GL Trade was a French provider of financial order management and trading systems that covered front office, middle office and back office used by international financial institutions.  Its main products were real-time market data and trading systems (servers and front end applications); a major part of its success was the GL NET private network linking up exchanges all over the world with thousands of brokers and traders. The company was purchased by SunGard in 2009 and the system was renamed as SunGard Global Trading.

History
GL Trade was established in 1987. Due to the company's founders Pierre Gatignol  and Louis-Christophe Laurent the acronym GL has been instantiated. In 2009 the company was acquired by US based SunGard, one of the world’s leading software and technology services companies.
The GL Trade shares were distributed as follows: NYSE Euronext owned approx. 40%, in the hand of the founders were 25,4% and 36,6% of the shares were free floating.

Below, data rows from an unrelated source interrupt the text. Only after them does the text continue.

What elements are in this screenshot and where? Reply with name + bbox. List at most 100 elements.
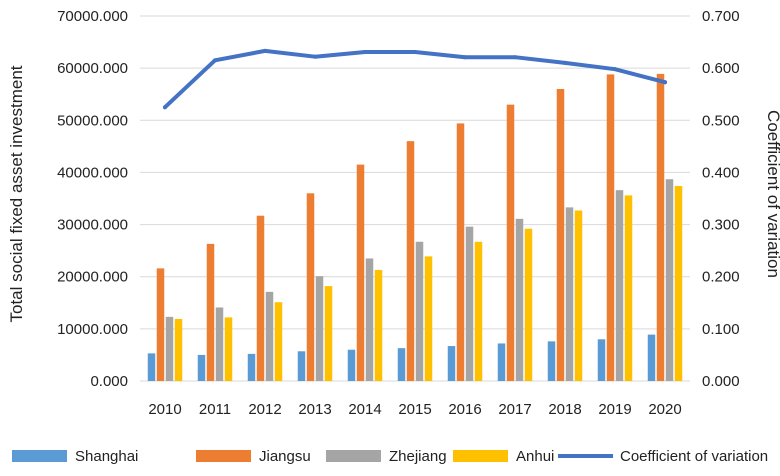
legend-swatch-anhui xyxy=(453,450,508,462)
bar-shanghai-2017 xyxy=(497,343,506,381)
bar-jiangsu-2012 xyxy=(256,215,265,381)
bar-zhejiang-2020 xyxy=(665,179,674,381)
legend-label-shanghai: Shanghai xyxy=(75,448,138,465)
y2-tick-label: 0.600 xyxy=(702,60,740,77)
bar-anhui-2017 xyxy=(524,228,533,381)
legend: Shanghai Jiangsu Zhejiang Anhui Coefficient … xyxy=(12,448,768,465)
bar-anhui-2018 xyxy=(574,210,583,381)
line-point-2020 xyxy=(663,80,667,85)
x-tick-label: 2013 xyxy=(298,401,331,418)
y-tick-label: 60000.000 xyxy=(57,60,128,77)
bar-anhui-2013 xyxy=(324,286,333,381)
bar-zhejiang-2014 xyxy=(365,258,374,381)
x-tick-label: 2018 xyxy=(548,401,581,418)
bar-anhui-2011 xyxy=(224,317,233,381)
line-point-2012 xyxy=(263,48,267,53)
y2-tick-label: 0.400 xyxy=(702,164,740,181)
bar-shanghai-2012 xyxy=(247,353,256,381)
bar-jiangsu-2014 xyxy=(356,164,365,381)
bar-shanghai-2020 xyxy=(647,334,656,381)
bar-jiangsu-2011 xyxy=(206,243,215,381)
bar-jiangsu-2010 xyxy=(156,268,165,381)
bar-anhui-2016 xyxy=(474,241,483,381)
y2-tick-label: 0.200 xyxy=(702,269,740,286)
legend-swatch-zhejiang xyxy=(326,450,381,462)
y2-axis-title: Coefficient of variation xyxy=(764,110,780,278)
y-tick-label: 30000.000 xyxy=(57,217,128,234)
bar-jiangsu-2020 xyxy=(656,73,665,381)
bar-shanghai-2013 xyxy=(297,351,306,381)
x-tick-label: 2011 xyxy=(199,401,231,418)
legend-label-zhejiang: Zhejiang xyxy=(389,448,447,465)
bar-anhui-2010 xyxy=(174,318,183,381)
legend-swatch-shanghai xyxy=(12,450,67,462)
y-tick-label: 0.000 xyxy=(90,373,128,390)
line-point-2017 xyxy=(513,55,517,60)
bar-shanghai-2015 xyxy=(397,348,406,381)
x-tick-label: 2014 xyxy=(348,401,381,418)
bar-shanghai-2018 xyxy=(547,341,556,381)
line-coefficient-of-variation xyxy=(163,48,667,110)
y2-tick-label: 0.300 xyxy=(702,217,740,234)
y-tick-label: 20000.000 xyxy=(57,269,128,286)
y-tick-label: 40000.000 xyxy=(57,164,128,181)
x-tick-label: 2015 xyxy=(398,401,431,418)
line-point-2019 xyxy=(613,67,617,72)
y-tick-label: 50000.000 xyxy=(57,112,128,129)
left-axis-ticks: 0.000 10000.000 20000.000 30000.000 40000.00… xyxy=(57,8,128,390)
line-point-2016 xyxy=(463,55,467,60)
bar-zhejiang-2011 xyxy=(215,307,224,381)
legend-label-coefficient-of-variation: Coefficient of variation xyxy=(620,448,768,465)
bar-jiangsu-2019 xyxy=(606,74,615,382)
x-tick-label: 2010 xyxy=(148,401,181,418)
bar-shanghai-2019 xyxy=(597,339,606,381)
bar-anhui-2014 xyxy=(374,269,383,381)
line-point-2015 xyxy=(413,49,417,54)
line-point-2018 xyxy=(563,60,567,65)
bar-zhejiang-2015 xyxy=(415,241,424,381)
bar-zhejiang-2016 xyxy=(465,226,474,381)
bar-zhejiang-2010 xyxy=(165,316,174,381)
y2-tick-label: 0.700 xyxy=(702,8,740,25)
line-point-2011 xyxy=(213,58,217,63)
legend-label-jiangsu: Jiangsu xyxy=(259,448,311,465)
y2-tick-label: 0.500 xyxy=(702,112,740,129)
line-point-2013 xyxy=(313,54,317,59)
bar-anhui-2012 xyxy=(274,302,283,381)
x-axis-ticks: 2010 2011 2012 2013 2014 2015 2016 2017 2018 2019… xyxy=(148,401,681,418)
x-tick-label: 2019 xyxy=(598,401,631,418)
bar-jiangsu-2017 xyxy=(506,104,515,382)
legend-swatch-jiangsu xyxy=(196,450,251,462)
x-tick-label: 2016 xyxy=(448,401,481,418)
bar-jiangsu-2016 xyxy=(456,123,465,382)
y2-tick-label: 0.000 xyxy=(702,373,740,390)
bar-zhejiang-2019 xyxy=(615,190,624,381)
bar-zhejiang-2018 xyxy=(565,207,574,381)
line-point-2010 xyxy=(163,105,167,110)
x-tick-label: 2020 xyxy=(648,401,681,418)
bar-anhui-2019 xyxy=(624,195,633,381)
y-tick-label: 10000.000 xyxy=(57,321,128,338)
bar-anhui-2020 xyxy=(674,185,683,381)
bar-shanghai-2010 xyxy=(147,353,156,381)
bar-anhui-2015 xyxy=(424,256,433,381)
bar-zhejiang-2012 xyxy=(265,291,274,381)
line-point-2014 xyxy=(363,49,367,54)
line-series xyxy=(163,48,667,110)
bar-shanghai-2014 xyxy=(347,349,356,381)
bar-zhejiang-2017 xyxy=(515,218,524,381)
bar-jiangsu-2015 xyxy=(406,141,415,381)
bar-jiangsu-2018 xyxy=(556,89,565,381)
bar-zhejiang-2013 xyxy=(315,276,324,381)
y-axis-title: Total social fixed asset investment xyxy=(7,65,26,322)
x-tick-label: 2017 xyxy=(498,401,531,418)
y-tick-label: 70000.000 xyxy=(57,8,128,25)
bar-series xyxy=(147,73,683,382)
right-axis-ticks: 0.000 0.100 0.200 0.300 0.400 0.500 0.600 0.700 xyxy=(702,8,740,390)
legend-label-anhui: Anhui xyxy=(516,448,554,465)
bar-shanghai-2011 xyxy=(197,354,206,381)
bar-shanghai-2016 xyxy=(447,346,456,381)
bar-jiangsu-2013 xyxy=(306,193,315,381)
y2-tick-label: 0.100 xyxy=(702,321,740,338)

In May 2008 SunGard announced to acquire GL Trade by purchasing 65% in a first tranche for USD 625 Million, including effect of outstanding stock options.

In accordance to the AMF General Regulation, Paris-based Oddo Corporate Finance launched on SunGard's behalf an all-cash tender offer for the remainder of GL Trade's share capital at the original price of EUR 41.70 per share. The price per share did not reflect the overall decay of worldwide corporate's values according to the 2008 Financial Crisis impact. Thus the total deal value of nearly USD 1 Billion was considered to be financially hazardous, given the mere fact that GL Trade reported revenues of EUR 203 Million and an EBITDA of EUR 26 Million (fiscal year 2007).